[Sidenote: Parliament and the Presbyterians]

In the Long Parliament there was a predominance of the Presbyterians— that class of Puritans midway between the reforming Episcopalians and the radical Independents. Accordingly a "solemn league and covenant" was formed (1643) with the Scotch Presbyterians for the establishment of religious uniformity on a Presbyterian basis in England and Ireland as well as in Scotland. After the defeat of Charles at Marston Moor (1644) the Presbyterians abolished the office of bishop, removed altars and communion rails from the churches, and smashed crucifixes, images, and stained-glass windows. Presbyterianism became a more intolerant state religion than Anglicanism had been. Satisfied with their work, the Presbyterian majority in Parliament were now willing to restore the king, provided he would give permanence to their religious settlement.

[Sidenote: The Army and the Independents: Oliver Cromwell]

The Independent army, however, was growing restive. Oliver Cromwell, an Independent, had organized a cavalry regiment of "honest sober Christians" who were fined 12 pence if they swore, who charged in battle while "singing psalms," and who went about the business of killing their enemies in a pious and prayerful, but withal a highly effective, manner. Indeed, so successful were Cromwell's "Ironsides" that a considerable part of the Parliamentary army was reorganized on his plan. The "New Model" army, as it was termed, was Independent in sympathy, that is to say, it wished to carry on the war, and to overthrow the tyranny of the Presbyterians as well as that of the Anglicans.

[Sidenote: Cromwell's Army Defeats the King and Dominates Parliament]
[Sidenote: The "Rump Parliament">[

The "New Model" army, under the command of Fairfax and Cromwell, defeated Charles and forced him to surrender in 1646. For almost two years the Presbyterian Parliament negotiated for the restoration of the king and at last would have made peace with the royalists, had not the army, which still remembered Charles's schemes to bring Irish and foreign "papists" to fight Englishmen, now taken a hand in affairs. Colonel Pride, stationed with his soldiers at the door of the House of Commons, arrested the 143 Presbyterian Commoners, and left the Independents—some sixty strong—to deliberate alone upon the nation's weal (1648). This "Rump" or sitting part of Parliament, acting on its own authority, appointed a "High Court of justice" by whose sentence Charles I was beheaded, 30 January, 1649. It then decreed England to be a Commonwealth with neither king nor House of Lords.

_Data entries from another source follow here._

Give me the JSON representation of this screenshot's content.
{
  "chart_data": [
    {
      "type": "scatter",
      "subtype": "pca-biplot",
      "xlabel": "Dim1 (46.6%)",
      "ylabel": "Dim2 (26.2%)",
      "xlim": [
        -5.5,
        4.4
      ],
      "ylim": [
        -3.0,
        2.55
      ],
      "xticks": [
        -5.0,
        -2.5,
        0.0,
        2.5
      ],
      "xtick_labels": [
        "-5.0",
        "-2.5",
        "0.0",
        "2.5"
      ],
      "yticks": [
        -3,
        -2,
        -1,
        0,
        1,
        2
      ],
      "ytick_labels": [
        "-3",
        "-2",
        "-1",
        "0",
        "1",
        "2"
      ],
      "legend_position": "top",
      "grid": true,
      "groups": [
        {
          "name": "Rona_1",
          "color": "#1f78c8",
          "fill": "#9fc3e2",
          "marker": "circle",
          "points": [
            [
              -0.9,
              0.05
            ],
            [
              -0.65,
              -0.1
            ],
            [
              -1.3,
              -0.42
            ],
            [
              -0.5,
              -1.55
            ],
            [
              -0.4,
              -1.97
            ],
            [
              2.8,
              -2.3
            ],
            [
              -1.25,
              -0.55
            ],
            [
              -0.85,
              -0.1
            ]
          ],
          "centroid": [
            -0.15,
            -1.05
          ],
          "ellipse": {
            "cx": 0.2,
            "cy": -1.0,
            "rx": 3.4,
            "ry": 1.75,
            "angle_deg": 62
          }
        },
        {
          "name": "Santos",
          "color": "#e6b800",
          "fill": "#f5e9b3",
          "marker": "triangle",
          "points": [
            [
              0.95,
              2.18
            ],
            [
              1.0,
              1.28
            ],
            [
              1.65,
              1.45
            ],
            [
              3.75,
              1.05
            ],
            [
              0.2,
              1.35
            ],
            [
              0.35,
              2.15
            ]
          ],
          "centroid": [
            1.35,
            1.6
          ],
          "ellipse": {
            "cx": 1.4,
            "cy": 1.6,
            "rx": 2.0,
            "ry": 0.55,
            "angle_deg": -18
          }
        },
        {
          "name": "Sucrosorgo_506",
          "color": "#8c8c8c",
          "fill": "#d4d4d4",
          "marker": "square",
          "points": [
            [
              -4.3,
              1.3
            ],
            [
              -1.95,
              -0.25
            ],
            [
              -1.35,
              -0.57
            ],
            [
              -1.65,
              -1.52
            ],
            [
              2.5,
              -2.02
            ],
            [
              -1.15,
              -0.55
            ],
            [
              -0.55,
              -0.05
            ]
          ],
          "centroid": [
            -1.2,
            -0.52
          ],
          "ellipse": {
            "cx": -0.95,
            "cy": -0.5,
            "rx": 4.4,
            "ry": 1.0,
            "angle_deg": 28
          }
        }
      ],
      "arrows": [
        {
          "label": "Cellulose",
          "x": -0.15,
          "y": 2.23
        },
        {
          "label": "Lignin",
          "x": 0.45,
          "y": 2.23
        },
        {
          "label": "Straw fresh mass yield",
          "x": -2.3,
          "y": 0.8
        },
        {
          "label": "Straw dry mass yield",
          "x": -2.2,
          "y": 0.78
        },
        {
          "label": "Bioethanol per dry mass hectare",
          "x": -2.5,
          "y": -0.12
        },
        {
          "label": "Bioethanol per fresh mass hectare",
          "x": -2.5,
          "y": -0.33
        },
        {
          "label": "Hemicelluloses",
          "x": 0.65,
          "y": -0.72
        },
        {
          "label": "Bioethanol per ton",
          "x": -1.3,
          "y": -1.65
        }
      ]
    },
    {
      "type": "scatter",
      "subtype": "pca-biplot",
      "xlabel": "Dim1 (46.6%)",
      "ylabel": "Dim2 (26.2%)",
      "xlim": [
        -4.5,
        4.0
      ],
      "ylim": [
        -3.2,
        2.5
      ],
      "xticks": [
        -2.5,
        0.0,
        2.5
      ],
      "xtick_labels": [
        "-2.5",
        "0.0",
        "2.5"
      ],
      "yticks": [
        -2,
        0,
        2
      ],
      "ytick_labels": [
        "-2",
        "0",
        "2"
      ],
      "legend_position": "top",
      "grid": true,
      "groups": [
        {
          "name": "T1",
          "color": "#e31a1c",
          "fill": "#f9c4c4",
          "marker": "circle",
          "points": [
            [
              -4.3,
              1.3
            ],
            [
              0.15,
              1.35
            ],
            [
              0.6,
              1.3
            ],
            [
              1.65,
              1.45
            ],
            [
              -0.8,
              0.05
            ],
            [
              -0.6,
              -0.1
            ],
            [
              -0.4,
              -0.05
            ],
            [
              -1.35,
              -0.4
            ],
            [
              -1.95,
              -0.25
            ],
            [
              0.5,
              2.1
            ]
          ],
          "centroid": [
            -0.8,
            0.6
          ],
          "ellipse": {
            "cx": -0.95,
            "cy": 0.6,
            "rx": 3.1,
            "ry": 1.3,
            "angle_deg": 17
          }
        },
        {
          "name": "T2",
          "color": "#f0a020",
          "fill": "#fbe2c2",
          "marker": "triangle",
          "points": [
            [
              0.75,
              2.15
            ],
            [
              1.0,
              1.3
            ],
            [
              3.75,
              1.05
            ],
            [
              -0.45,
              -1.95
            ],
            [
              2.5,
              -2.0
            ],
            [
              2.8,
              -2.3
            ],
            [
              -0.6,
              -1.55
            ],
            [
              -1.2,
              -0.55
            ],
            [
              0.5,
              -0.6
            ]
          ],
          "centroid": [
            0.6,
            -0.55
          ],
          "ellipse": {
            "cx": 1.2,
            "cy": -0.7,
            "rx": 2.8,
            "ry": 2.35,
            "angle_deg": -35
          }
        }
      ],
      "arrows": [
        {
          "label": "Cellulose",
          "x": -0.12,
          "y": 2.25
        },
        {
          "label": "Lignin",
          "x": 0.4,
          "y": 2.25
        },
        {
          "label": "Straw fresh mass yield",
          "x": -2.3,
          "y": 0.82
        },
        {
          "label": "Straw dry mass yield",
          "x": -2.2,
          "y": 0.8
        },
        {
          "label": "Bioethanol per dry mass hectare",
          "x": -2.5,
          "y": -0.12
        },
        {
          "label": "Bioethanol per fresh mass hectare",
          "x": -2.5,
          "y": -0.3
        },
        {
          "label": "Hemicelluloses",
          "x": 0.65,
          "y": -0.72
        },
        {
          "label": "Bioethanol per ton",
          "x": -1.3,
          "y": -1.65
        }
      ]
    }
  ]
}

[Sidenote: The Commonwealth, 1649-1660]

The executive functions, hitherto exercised by the king, were intrusted to a Council of State, of whose forty-one members thirty were members of the House. The Rump Parliament, instead of calling for new elections, as had been expected, continued to sit as the "representatives of the people," although they represented the sentiments of only a small fraction of the people. England was in the hands of an oligarchy whose sole support was the vigorous army of Cromwell.

Menacing conditions confronted the newly born Commonwealth. War with Scotland and with Holland was imminent; mutiny and unrest showed that the execution of Charles had infused new life into the royalists; Catholic-royalist rebels mastered all of Ireland except Dublin. Under these circumstances, the Commonwealth would have perished but for three sources of strength: (1) Its financial resources proved adequate: customs duties were collected, excise taxes on drinks and food were levied, and confiscated royalist estates were sold; (2) its enemies had no well-drilled armies; and (3) its own army was remarkably powerful.